VONHENKRAIJERUNDGUNDASCHWANTJE

Alaska im Jahr „danach“. Die „neue“ Realität des Prince William Sound wirkt bestechend. 1989 von vielen noch für tot erklärt, als am Karfreitag nach der Havarie der „Exxon Valdez“ die Küsten und Strände der Region in tiefes Schwarz getränkt, Zehntausende Vögel und Meeressäuger in Form von stinkenden, fädenziehenden Lumpen und Dreck aus dem Wasser gezogen wurden, bietet die Meeresenge heute wieder das Bild, das gemeinhin den Mythos des nördlichsten Bundesstaates der USA begründet: das der unberührten „wilderness“. Was sich uns in den Juli-Tagen des vergangenen Jahres als mittlerer Kriegsschauplatz für eine nicht geringe Schar von Exxon-Söldnern präsentierte, gleicht heute wieder jenem abgelegenen Refugium, das vor dem Öl-GAU der Tierwelt vorbehalten war. Wären da nicht die schmierig-schwarzblau getönten Wasserpfützen auf dem Strand von Sleepy Bay, wäre da nicht der matte Glanz auf den im Vorjahr noch kandisschwarzen Steinen, als seien sie mit Domestos behandelt, und wäre schließlich nicht die Erinnerung an die vor ohnmächtiger Wut heulenden Fischer von Homer, Seward und Valdez, fast könnte man meinen, alles sei nur ein Alptraum gewesen.

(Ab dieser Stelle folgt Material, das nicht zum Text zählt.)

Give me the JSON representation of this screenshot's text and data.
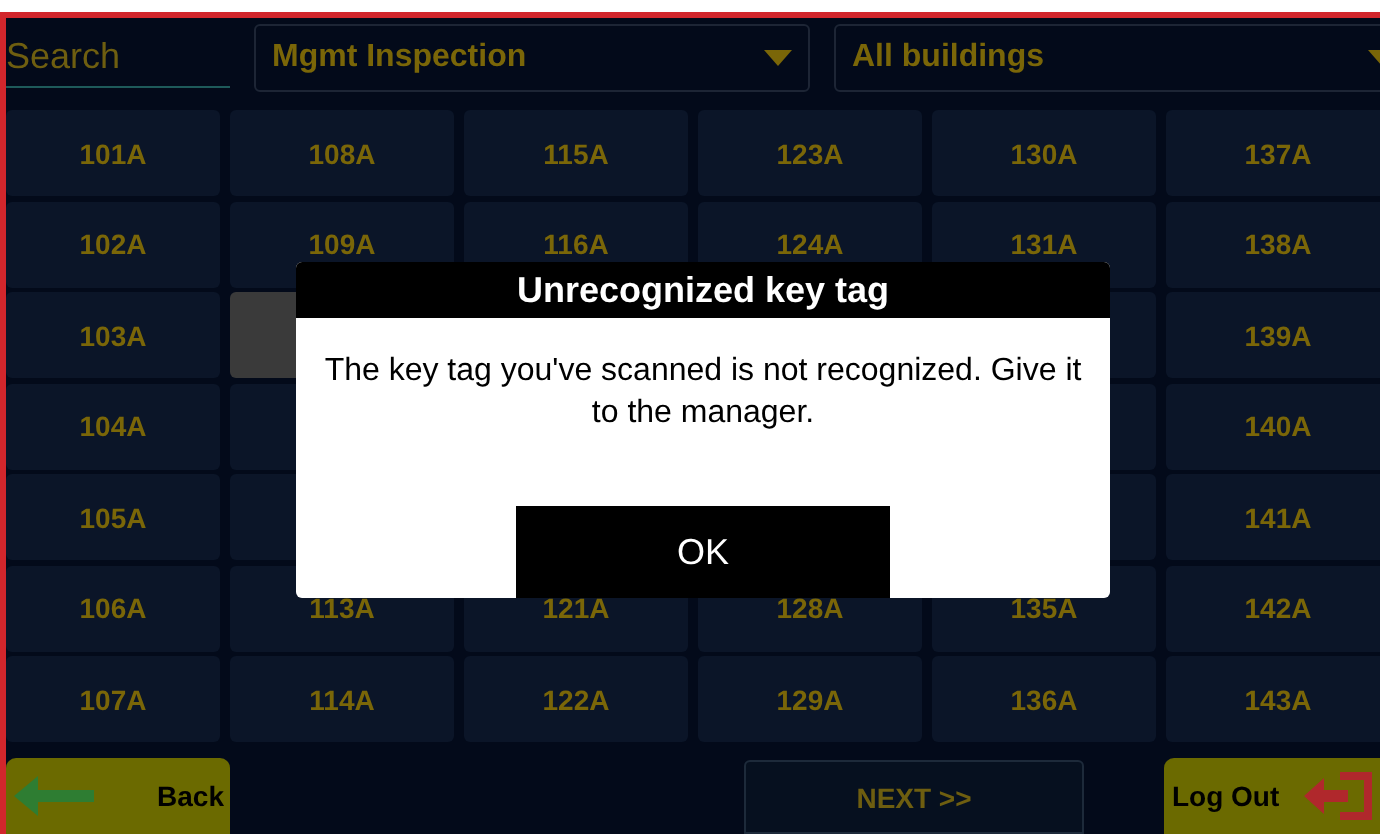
{
  "search": {
    "placeholder": "Search"
  },
  "filters": [
    {
      "label": "Mgmt Inspection"
    },
    {
      "label": "All buildings"
    }
  ],
  "grid": [
    [
      {
        "label": "101A",
        "selected": false
      },
      {
        "label": "108A",
        "selected": false
      },
      {
        "label": "115A",
        "selected": false
      },
      {
        "label": "123A",
        "selected": false
      },
      {
        "label": "130A",
        "selected": false
      },
      {
        "label": "137A",
        "selected": false
      }
    ],
    [
      {
        "label": "102A",
        "selected": false
      },
      {
        "label": "109A",
        "selected": false
      },
      {
        "label": "116A",
        "selected": false
      },
      {
        "label": "124A",
        "selected": false
      },
      {
        "label": "131A",
        "selected": false
      },
      {
        "label": "138A",
        "selected": false
      }
    ],
    [
      {
        "label": "103A",
        "selected": false
      },
      {
        "selected": true
      },
      {
        "selected": false
      },
      {
        "label": "139A",
        "selected": false
      }
    ],
    [
      {
        "label": "104A",
        "selected": false
      },
      {
        "selected": false
      },
      {
        "selected": false
      },
      {
        "label": "140A",
        "selected": false
      }
    ],
    [
      {
        "label": "105A",
        "selected": false
      },
      {
        "selected": false
      },
      {
        "selected": false
      },
      {
        "label": "141A",
        "selected": false
      }
    ],
    [
      {
        "label": "106A",
        "selected": false
      },
      {
        "label": "113A",
        "selected": false
      },
      {
        "label": "121A",
        "selected": false
      },
      {
        "label": "128A",
        "selected": false
      },
      {
        "label": "135A",
        "selected": false
      },
      {
        "label": "142A",
        "selected": false
      }
    ],
    [
      {
        "label": "107A",
        "selected": false
      },
      {
        "label": "114A",
        "selected": false
      },
      {
        "label": "122A",
        "selected": false
      },
      {
        "label": "129A",
        "selected": false
      },
      {
        "label": "136A",
        "selected": false
      },
      {
        "label": "143A",
        "selected": false
      }
    ]
  ],
  "footer": {
    "back": "Back",
    "next": "NEXT >>",
    "logout": "Log Out"
  },
  "dialog": {
    "title": "Unrecognized key tag",
    "message": "The key tag you've scanned is not recognized. Give it to the manager.",
    "button": "OK"
  }
}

Doch wir sind unterwegs mit Karsten Rodvick, Mediamanager der Exxon-Corporation in Anchorage. Wie schon im vergangenen September wird der Konzern, der 1989 über zwei Milliarden Dollar für die Wiederherstellung seiner weißen Weste hinblätterte, in wenigen Tagen die Säuberungsarbeiten im Sund und im Golf von Alaska einstellen. Und um zu dokumentieren, daß sich der Einsatz gelohnt hat, zeigen uns Rodvick und sein Pilot heute die Fortschritte, die die Natur seither gemacht hat. „,Mother nature‘ hat wohl den wesentlichen Teil der Reinigungsarbeiten geleistet“, räumt der smarte Exxon-Mann ein. „Sleepy Bay allerdings ist einer unserer ,trouble spots‘, hier haben die Winterstürme nicht ihre gewohnte Kraft entfaltet. Da müssen wir eben noch ein wenig nachhelfen.“ Anders als im Vorjahr sehen wir aber weder Kriegsschiffe noch Hubschrauber, weder hydraulische Kräne noch Tausende von Fischerbooten. Auch fehlen die über 10.000 Clean-up-Workers, die 1989 mit Bürsten, Feudeln und Heißwasserschläuchen dem überlebenden Teil der Tierwelt den Garaus machten — Exxons Clean-up-Choreographie 1990 ist subtiler.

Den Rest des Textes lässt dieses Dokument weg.